# upright capstan



## boger (Nov 23, 2007)

Hi Has anyone a photo of the upright capstan used by drifters in the North sea , it was quite big and had a sort of steam gearing on the top of an upright capstan that had gone out of its time. Any help appreciated.


----------



## 6639 (Apr 20, 2006)

hi, boger, 

the Mountfleet models "Danny Boy" has a very detailed model of just such a capstain in it's kit, including all ratchet gear at the base and the helical gearing and steam engine set into the top of the capstain housing, and in the kit comes a very good breakdown drawing of the capstain kit.( the capstain kit in the Caldercraft model Peggy is by no where near as detailed) 

if any other modeller on ships nostalgia could photo copy the drawing,from a model built, this may help. 

sadly after I built my model some years ago I got rid of the plans but do have a photo of the capstain on the model showing a few details, if you want to p.m me with your email address I'll send the photo to you., 

also on ebay there is a guy called brian66 from ***bria who sells and buys model boat items in the toys and hobbies section who might be able to help, but I only know him as that on ebay. 

You could always email Mountfleet models in Huddersfield and ask them if they could supply you with a drawing of the capstain.You can get their contact details by googling Mountfleet Models. cheers,neil.

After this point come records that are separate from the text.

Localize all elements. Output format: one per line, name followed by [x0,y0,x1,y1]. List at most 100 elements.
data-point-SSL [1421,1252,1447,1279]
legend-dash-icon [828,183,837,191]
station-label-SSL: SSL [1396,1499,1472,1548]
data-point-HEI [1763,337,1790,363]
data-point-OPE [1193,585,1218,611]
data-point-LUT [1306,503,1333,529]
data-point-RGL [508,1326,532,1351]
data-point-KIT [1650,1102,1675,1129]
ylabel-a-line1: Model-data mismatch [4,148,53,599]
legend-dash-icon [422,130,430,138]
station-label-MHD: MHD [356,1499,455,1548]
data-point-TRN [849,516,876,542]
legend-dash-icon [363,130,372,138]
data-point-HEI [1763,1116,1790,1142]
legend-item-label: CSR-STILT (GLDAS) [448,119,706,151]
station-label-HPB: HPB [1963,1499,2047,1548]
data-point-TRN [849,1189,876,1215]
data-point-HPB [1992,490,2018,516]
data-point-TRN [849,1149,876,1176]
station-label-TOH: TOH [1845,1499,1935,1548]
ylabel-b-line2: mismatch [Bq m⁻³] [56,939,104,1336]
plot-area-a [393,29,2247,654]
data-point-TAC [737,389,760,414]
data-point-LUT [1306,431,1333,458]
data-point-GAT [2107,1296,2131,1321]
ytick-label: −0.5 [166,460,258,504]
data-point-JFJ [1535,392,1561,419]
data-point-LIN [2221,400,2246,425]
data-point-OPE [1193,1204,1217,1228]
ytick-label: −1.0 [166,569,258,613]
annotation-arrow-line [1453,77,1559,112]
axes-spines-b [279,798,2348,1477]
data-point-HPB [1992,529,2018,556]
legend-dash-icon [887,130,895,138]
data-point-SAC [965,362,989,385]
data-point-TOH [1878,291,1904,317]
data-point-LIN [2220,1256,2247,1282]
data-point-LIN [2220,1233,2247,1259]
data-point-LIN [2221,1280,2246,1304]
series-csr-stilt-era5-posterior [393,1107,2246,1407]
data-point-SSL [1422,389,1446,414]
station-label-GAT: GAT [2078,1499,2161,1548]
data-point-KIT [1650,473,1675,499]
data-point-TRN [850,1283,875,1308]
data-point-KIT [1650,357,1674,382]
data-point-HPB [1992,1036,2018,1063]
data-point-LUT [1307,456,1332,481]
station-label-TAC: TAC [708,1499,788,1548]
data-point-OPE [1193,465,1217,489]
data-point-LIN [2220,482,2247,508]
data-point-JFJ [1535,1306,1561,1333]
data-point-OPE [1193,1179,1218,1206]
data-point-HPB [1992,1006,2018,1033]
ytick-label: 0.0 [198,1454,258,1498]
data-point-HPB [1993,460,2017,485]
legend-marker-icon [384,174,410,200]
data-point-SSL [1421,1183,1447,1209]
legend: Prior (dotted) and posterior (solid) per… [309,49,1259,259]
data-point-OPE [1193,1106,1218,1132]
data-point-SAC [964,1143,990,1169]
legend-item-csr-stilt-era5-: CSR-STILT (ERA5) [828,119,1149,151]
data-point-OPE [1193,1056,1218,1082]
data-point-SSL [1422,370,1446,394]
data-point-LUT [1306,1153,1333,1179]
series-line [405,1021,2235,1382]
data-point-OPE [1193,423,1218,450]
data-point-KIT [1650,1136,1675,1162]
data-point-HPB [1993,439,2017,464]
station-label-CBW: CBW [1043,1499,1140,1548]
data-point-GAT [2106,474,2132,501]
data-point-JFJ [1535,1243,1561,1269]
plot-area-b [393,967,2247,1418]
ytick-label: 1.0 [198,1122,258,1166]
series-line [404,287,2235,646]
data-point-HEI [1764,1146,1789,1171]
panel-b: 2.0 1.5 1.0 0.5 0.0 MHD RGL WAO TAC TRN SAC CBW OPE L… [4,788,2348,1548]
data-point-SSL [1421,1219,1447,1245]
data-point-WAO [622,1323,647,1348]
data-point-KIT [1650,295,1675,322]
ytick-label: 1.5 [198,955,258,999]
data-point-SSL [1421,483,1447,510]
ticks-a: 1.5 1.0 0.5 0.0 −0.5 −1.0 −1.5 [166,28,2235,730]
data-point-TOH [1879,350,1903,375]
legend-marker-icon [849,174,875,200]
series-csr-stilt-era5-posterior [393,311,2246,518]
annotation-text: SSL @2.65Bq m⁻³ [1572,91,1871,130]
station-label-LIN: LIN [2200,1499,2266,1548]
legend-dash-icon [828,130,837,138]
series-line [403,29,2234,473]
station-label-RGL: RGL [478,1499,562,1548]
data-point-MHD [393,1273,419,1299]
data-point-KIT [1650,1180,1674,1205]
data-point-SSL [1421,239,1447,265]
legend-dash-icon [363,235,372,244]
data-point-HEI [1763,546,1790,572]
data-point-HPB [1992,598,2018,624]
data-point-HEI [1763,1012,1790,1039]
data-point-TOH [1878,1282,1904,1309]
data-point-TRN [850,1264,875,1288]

I've left a couple of pics on the model boat gallery pics for you boger, but sorry those are the only ones I have. if you down load them though and enlarge with your magnifier you might pick up some detail.


----------



## treeve (Nov 15, 2005)

Picture of an upright capstan in this thread ...
http://www.trawlerphotos.co.uk/gallery/showphoto.php/photo/3999/ppuser/287


----------



## boger (Nov 23, 2007)

Thanks a lot for the information that you have supplied it fits the bill right on. it looks very different to the one on the very small photo that I have. As they say a picture is worth a thousand words. Ta again.


----------